Le joli Enlèvement que voilà ! Une fois admis que David McVicar est un metteur en scène caméléon, dépourvu de style propre mais qui fournit selon le cahier des charges (transposé ou en costumes, premier ou second degré...), on le sait capable du meilleur comme du pire. Quand il livre clé en main des productions déjà vieilles avant l'âge pour tourner dans les théâtres de répertoire, c'est l'opéra à son plus routinier. Quand il a le temps de faire de l'artisanal plutôt que de l'industriel, comme y invite Glyndebourne, on retrouve l'homme de talent. Certes, son Enlèvement évite toute relecture politique. Mais il échappe aussi au kitsch naïf. D'un esthétisme magnifié par le décor enchanteur de Vicky Mortimer et les éclairages rasants de Paule Constable, il nous conduit dans un Orient mauresque très XVIIIe siècle, où le Bosphore se mêle de subtiles influences européennes auxquelles un très occidental Pacha Selim n'a pas renoncé malgré sa conversion à l'Islam. Les images sont autant de tableaux vivants qui ravissent l'œil mais prennent aussi vie grâce à une direction d'acteurs très juste, aussi bien dans la comédie que dans la gravité. Car à défaut de message philosophique, McVicar montre avec énormément de justesse les enjeux humains de cette mise à l'épreuve du couple amoureux comme Mozart y est passé maître. Rarement avait-on montré à ce point le degré de sensualité dans lequel baigne cette fable. Rarement aussi avait-on été aussi loin dans l'ambivalence des sentiments de Constance envers le Pacha, auquel elle n'a jamais été aussi près de céder.

 

Cette justesse du jeu ne serait rien sans le naturel du timing musical, obtenu par la conjonction de la qualité des voix et de la fluidité de la direction de Robin Ticciati. A la tête des instruments anciens formidablement souples et réactifs de l'Orchestre de l'Age des Lumières, le tout jeune directeur musical du Festival, grand espoir de la direction d'orchestre britannique, propose un Enlèvement plus historiquement informé que celui de Yannick Nézet-Séguin, plus sanguin que celui de Jérémie Rhorer, moins artificiel que celui de René Jacobs : sans doute le meilleur compromis récent, en cette période faste pour une œuvre si belle et trop longtemps négligée. La rapidité des tempi sied aux musiques de janissaires et aux duels verbaux, mais elle ne nuit pas aux ensembles contemplatifs, qui gagnent en allant ce qu'ils perdent en suspension. Malgré la longueur des dialogues, on ne trouve jamais le temps long car le sens du rythme dramatique tombe juste. La distribution est jeune mais sans les faiblesses constatées dans les versions les plus récentes. La révélation sera sans conteste l'Osmin de Tobias Kehrer : alors que l'on se lamentait de voir disparaître les vraies basses noires et puissantes, en voici une qui n'a rien d'un ersatz ! Les deux couples sont parfaitement crédibles et assortis. On aime la Constance de Sally Matthews pour sa voix plus noble et charnue que celle des sopranos plus légers. On aime le ténor direct et lyrique d'Edgaras Montvidas, peut-être peu orthodoxe en termes mozartiens mais très incarné. On aime que son Pedrillo lui tienne la dragée haute en termes d'aplomb et de projection, tant Brenden Gunnell n'a rien d'un tenorino.
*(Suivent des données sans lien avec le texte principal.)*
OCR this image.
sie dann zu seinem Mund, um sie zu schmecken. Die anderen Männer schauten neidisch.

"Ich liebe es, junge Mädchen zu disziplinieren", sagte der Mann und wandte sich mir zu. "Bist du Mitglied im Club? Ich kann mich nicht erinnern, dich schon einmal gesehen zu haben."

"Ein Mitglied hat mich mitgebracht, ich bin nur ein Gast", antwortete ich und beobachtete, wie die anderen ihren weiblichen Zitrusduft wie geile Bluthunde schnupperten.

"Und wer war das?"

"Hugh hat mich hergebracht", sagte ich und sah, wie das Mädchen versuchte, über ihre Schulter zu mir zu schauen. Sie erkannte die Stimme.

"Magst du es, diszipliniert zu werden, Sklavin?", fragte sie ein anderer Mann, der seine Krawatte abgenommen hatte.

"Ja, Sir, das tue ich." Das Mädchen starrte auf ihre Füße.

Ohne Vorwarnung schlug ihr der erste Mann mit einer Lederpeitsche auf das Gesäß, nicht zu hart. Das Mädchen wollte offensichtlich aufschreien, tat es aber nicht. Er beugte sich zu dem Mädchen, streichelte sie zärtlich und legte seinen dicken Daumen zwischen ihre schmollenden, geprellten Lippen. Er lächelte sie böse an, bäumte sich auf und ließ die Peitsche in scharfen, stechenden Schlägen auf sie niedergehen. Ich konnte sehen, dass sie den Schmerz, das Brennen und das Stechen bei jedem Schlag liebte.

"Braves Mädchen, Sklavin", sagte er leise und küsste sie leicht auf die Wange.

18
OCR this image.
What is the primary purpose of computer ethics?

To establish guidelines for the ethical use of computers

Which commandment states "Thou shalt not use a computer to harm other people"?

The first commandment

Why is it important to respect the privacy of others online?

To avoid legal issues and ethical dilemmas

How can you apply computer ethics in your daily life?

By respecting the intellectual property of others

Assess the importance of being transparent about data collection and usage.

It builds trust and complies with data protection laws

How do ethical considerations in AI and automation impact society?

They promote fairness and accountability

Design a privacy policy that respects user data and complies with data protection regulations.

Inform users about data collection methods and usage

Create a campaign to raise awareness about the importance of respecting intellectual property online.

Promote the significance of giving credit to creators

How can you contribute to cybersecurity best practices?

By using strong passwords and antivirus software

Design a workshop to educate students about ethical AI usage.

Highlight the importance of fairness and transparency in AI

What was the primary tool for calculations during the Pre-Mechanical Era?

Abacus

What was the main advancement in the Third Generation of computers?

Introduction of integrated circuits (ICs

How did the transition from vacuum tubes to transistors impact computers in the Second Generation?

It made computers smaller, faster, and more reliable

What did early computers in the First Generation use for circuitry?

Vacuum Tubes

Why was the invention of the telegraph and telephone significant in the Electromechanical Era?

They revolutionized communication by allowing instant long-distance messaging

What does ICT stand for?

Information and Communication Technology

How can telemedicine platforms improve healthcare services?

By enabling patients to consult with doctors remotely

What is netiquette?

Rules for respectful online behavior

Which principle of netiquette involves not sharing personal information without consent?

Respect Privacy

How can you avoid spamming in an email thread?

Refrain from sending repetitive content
Et l'on pardonnne à Mari Eriksmoen un suraigu qui casse plus qu'il ne passe, pour préférer retenir la maturité d'une caractérisation qui sort le personnage de Blonde de son statut de soubrette. On admire enfin l'incarnation très émouvante et séduisante du Pacha Selim par l'acteur français Franck Saurel, à ceci près que les germanophones devront accepter un accent allemand rappelant Bourvil ou Louis de Funès parlant anglais dans La Grande Vadrouille. Mais après tout pourquoi pas, si c'est pour marquer le choc des cultures ? Un travail d'équipe où tout tombe juste, ce n'est pas si fréquent.